I'd think you'd get a better phylogenetic signal if you did this. The
levels where divergence was poorly captured by a gene would be poorly
supported, and easily overwealmed by another gene that captured divergence
better at those levels.
Then why don't the individual genes alone capture separate levels of
divergence? Check out the beta-fibrinogen data w.r.t Metaves, for example.

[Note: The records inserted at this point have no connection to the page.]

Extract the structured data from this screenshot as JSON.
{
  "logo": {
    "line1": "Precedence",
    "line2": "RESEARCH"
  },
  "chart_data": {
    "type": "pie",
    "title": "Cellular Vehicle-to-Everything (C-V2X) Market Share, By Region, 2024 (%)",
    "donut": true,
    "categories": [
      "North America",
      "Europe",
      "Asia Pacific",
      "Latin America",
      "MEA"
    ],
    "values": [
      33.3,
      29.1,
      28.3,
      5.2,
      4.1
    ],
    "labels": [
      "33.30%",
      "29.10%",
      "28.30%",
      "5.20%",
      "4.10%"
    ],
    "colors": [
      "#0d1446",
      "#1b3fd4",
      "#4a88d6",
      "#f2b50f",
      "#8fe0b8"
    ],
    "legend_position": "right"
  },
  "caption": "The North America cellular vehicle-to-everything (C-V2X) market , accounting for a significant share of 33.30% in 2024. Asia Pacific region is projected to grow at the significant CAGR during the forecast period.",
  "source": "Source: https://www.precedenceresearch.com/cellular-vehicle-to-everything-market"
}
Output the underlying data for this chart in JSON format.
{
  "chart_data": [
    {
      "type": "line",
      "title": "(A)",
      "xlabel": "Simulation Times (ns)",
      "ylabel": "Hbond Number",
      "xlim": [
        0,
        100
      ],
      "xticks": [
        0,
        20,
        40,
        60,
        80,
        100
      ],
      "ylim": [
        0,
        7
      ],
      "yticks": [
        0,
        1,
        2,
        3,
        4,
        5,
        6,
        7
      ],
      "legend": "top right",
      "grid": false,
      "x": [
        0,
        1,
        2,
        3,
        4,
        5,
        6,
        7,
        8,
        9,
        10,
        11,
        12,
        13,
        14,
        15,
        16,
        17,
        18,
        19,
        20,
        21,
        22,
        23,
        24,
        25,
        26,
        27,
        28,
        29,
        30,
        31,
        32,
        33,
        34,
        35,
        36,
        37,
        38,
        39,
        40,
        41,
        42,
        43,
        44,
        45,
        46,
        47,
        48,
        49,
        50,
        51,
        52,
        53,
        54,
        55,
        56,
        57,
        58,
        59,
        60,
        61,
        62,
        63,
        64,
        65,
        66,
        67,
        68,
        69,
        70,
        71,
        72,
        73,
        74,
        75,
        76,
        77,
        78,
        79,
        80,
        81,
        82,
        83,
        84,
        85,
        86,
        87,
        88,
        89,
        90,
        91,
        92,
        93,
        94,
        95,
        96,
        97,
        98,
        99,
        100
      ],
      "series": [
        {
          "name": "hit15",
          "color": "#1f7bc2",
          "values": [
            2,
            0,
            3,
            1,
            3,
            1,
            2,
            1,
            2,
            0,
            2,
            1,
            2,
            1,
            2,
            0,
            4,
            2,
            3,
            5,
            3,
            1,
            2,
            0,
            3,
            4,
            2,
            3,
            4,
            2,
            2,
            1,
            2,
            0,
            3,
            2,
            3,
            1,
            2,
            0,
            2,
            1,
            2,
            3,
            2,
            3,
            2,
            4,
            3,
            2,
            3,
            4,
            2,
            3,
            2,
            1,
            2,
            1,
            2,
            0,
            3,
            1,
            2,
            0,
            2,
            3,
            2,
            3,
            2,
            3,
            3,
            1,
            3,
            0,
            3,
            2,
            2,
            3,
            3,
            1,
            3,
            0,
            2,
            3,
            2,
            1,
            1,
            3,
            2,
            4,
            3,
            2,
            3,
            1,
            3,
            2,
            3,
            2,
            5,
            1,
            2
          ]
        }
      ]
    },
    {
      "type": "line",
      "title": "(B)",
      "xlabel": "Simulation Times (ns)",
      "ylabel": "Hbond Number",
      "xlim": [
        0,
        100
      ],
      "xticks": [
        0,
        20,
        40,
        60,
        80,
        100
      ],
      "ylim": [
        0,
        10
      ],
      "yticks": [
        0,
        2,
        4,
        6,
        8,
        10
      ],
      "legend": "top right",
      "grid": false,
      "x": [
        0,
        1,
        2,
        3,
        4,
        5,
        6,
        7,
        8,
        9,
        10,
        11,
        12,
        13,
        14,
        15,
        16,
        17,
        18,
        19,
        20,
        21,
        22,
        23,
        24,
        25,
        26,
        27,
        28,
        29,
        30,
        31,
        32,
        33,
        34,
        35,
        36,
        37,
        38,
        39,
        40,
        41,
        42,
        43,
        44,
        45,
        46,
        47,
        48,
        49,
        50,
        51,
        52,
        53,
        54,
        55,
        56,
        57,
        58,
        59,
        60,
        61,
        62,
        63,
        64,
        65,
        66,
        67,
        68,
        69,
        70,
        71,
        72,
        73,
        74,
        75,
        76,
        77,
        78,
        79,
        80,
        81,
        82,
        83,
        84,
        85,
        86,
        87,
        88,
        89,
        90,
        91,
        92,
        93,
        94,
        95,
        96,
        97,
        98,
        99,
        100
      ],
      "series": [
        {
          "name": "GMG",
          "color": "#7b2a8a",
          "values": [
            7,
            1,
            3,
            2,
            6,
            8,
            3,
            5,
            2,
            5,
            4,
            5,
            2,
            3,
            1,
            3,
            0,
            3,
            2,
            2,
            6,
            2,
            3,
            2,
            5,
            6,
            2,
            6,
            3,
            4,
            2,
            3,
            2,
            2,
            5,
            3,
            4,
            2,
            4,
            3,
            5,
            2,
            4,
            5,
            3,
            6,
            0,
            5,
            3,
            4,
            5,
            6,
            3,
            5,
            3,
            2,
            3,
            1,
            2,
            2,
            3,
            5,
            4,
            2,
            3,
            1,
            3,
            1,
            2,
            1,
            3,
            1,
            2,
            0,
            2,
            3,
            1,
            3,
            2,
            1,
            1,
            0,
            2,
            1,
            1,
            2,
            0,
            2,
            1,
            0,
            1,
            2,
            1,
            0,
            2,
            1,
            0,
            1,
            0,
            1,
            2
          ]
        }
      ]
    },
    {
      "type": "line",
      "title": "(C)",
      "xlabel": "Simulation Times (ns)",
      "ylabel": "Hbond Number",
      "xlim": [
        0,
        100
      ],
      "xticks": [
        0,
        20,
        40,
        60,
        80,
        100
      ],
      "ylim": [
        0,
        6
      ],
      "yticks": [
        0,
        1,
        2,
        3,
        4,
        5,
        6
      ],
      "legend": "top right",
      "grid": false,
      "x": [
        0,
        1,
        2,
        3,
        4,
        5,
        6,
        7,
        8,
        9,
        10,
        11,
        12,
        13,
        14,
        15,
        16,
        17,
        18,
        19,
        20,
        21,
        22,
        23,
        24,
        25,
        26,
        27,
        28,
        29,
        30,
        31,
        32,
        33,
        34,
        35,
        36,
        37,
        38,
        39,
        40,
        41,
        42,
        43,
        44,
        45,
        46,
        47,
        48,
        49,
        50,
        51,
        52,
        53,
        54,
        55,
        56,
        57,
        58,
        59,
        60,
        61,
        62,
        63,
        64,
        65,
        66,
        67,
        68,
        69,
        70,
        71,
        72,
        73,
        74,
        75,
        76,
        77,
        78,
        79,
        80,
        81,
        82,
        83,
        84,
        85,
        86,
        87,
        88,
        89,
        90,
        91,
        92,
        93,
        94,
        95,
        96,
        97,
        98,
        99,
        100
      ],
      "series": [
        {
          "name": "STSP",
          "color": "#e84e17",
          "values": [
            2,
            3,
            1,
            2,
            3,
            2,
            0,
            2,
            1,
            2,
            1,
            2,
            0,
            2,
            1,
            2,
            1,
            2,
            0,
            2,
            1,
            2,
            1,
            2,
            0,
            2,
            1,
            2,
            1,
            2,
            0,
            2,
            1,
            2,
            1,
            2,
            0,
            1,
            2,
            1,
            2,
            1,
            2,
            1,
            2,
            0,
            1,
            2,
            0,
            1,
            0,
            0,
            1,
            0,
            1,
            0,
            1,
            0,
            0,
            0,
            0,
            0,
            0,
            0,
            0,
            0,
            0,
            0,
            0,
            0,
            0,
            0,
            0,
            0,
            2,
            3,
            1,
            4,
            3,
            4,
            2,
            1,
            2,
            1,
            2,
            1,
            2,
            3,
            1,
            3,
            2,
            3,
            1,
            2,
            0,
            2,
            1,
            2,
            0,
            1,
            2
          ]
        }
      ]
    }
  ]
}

The other problem is that, if there is a bias, it may overcome the
individual phylogenetic signals lurking in the various genes, since the bias
is one thing that the genes would share in common. (Unless both
mitochondrial and chromosomal genes are used, since each genome has its own
repertoire of tRNA's.)
Yes, increased taxon sampling does generally help. For instance, an
analysis can have ambiguity
due to character conflicts, but new taxa can show which of these characters
were convergently
developed. As an example, if you had troodontids in a polytomy with
dromaeosaurids (sickle claw)> or ornithomimids (parasphenoid bulla), adding
Sinovenator would resolve the tree.
Yes, because _Sinovenator_ clarified the polarity of character states at the
base of the clade. In the same way, basal alvarezsaurids like _Patagonykus_
helped resolve the position of _Mononykus_, and exposed the homoplastic
characters that erroneously caused Mononykus_ to group inside the bird
clade.
Unfortunately, the nature of genomes and proteins makes homoplasy a far more
pervasive and insidious problem for gene-based analyses compared to
morphology-based analyses. When you get a 'bad' gene-based phylogeny (i.e.,
either poorly-supported nodes; or 'weird' clades that drastically contradict
morphology; or both) the instinctive response is just to add more taxa, add
more genes, or both - and stop adding taxa or genes when the phylogeny looks
'good' (i.e., well-supported nodes; or clades that are congruent with
morphology; or both). Often very little attention is given to the
underlying mechanism as to WHY this occurs, since it is assumed (or hoped)
that this expanded gene or taxon sampling is better at capturing the
historical signal at the expense of the 'noise'. I don't think this is
always the case.
I suppose I don't get what you're worrying about. If we have extremely
well (>95%) supported nodes, then we know things are working.